The Cleveland Orchestra, founded in 1918, has risen to world-class stature since 1946, when George Szell began his 24-year tenure as conductor and music director. Blossom Music Center, the Cleveland Orchestra's summer home located between Cleveland and Akron, has been a center for both classical and popular music in Northeast Ohio since opening in 1968. In 2002/2003 Blossom underwent major improvements to its structures and landscaping. A $36.7 million renovation and expansion of the orchestra's main home, Severance Hall, had been completed three years earlier.

Smaller professional musical groups in Cleveland include Apollo's Fire (the Cleveland Baroque Orchestra), the Cleveland Chamber Orchestra, and the Cleveland Pops Orchestra. The Cleveland Opera finds its home at the State Theatre and the Lyric Opera Cleveland is a resident of Playhouse Square, the nation's largest performing arts center outside of New York.

There are civic symphony orchestras in Columbus, Dayton, Toledo, and Youngstown. Ballet companies are based in Cincinnati, Dayton, and Toledo. E. J. Thomas Hall in Akron is the home of the Ohio Ballet and the Akron Symphony. Operas are performed by resident companies in Cleveland, Columbus, Cincinnati, Toledo, and Dayton. There are numerous local arts festivals and craft shows.

The nation's first college music department was established at Oberlin College in 1865; the Cincinnati Conservatory of Music was established in 1867, the Baldwin-Wallace College Conservatory in 1899, and the Cleveland Institute of Music in 1920. The Baldwin-Wallace Bach Festival, begun in 1932, is the oldest collegiate Bach festival in the country. Bach's four major choral works are performed at the festival in four-year cycles (one per year).
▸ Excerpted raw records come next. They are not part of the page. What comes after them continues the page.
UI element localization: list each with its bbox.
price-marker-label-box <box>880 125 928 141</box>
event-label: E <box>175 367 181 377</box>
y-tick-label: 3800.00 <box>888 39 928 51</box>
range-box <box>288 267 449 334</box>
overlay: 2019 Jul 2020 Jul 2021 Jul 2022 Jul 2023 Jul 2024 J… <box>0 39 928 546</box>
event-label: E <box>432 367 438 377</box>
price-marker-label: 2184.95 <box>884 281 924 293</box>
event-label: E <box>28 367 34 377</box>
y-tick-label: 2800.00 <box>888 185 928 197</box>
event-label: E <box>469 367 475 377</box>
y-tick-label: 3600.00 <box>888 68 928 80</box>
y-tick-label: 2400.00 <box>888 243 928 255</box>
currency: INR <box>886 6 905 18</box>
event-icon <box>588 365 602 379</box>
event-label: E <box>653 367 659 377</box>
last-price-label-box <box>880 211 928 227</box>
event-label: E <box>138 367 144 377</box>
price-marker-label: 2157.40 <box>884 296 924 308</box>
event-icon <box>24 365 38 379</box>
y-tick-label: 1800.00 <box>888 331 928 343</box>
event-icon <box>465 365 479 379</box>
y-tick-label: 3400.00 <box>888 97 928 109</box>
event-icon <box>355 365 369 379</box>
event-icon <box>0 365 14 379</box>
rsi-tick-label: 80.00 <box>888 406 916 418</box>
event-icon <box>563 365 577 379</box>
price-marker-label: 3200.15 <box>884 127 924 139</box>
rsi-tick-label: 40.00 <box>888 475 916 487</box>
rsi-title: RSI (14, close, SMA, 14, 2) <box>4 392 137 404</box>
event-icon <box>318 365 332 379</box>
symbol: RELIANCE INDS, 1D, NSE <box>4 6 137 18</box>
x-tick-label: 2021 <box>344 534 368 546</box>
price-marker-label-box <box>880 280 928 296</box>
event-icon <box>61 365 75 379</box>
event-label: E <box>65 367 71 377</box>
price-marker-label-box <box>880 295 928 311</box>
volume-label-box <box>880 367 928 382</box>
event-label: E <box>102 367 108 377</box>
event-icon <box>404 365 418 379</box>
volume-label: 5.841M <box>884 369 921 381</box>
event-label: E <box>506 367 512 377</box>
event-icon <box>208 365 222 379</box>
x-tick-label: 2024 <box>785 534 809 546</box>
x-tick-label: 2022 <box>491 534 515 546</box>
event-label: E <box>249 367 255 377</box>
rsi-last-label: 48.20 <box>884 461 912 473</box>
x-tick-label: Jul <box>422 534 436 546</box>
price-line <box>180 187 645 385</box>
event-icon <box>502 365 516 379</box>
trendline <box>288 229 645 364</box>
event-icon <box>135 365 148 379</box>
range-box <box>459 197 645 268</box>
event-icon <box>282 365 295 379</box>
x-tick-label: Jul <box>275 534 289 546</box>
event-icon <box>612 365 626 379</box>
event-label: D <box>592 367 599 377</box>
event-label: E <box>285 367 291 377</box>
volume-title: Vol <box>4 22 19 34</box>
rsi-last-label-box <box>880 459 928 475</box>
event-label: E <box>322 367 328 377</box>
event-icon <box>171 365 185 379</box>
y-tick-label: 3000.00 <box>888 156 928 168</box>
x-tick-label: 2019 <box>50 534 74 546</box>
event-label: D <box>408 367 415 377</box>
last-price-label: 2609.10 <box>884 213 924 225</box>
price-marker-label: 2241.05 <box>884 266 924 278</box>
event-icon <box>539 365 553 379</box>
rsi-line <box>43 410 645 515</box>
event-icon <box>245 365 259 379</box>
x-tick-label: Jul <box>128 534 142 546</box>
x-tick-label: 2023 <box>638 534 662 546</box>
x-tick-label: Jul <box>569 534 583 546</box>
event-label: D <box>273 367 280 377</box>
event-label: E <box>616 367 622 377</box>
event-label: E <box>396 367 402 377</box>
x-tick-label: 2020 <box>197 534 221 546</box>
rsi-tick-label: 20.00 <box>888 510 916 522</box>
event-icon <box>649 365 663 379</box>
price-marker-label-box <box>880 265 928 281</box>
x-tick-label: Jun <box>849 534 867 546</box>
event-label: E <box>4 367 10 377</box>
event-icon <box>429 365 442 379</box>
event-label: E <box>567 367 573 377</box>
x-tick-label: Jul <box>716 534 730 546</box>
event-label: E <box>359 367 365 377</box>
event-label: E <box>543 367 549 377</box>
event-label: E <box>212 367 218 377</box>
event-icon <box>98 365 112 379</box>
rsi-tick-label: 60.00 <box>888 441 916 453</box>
Baldwin-Wallace is also home to the Riemenschneider Bach Institute.

The Cleveland International Piano Competition, held biennially at the Cleveland Institute of Music since 1975, has become one of the foremost events of its type, drawing contestants from 19 countries throughout the world in 2003.

In 2003, the Ohio Arts Council and other Ohio arts organizations received grants totaling $1,617,800 from the National Endowment for the Arts. State and private sources contributed funds to arts programming as well. The Ohio Humanities Council presents a number of historical and literary programs, including Booked for the Day: Literary Retreats for Working Professionals. In 2000, the National Endowment for the Humanities contributed $2,821,510 to 50 state programs. The state has over 2,000 arts associations and about 100 local arts groups.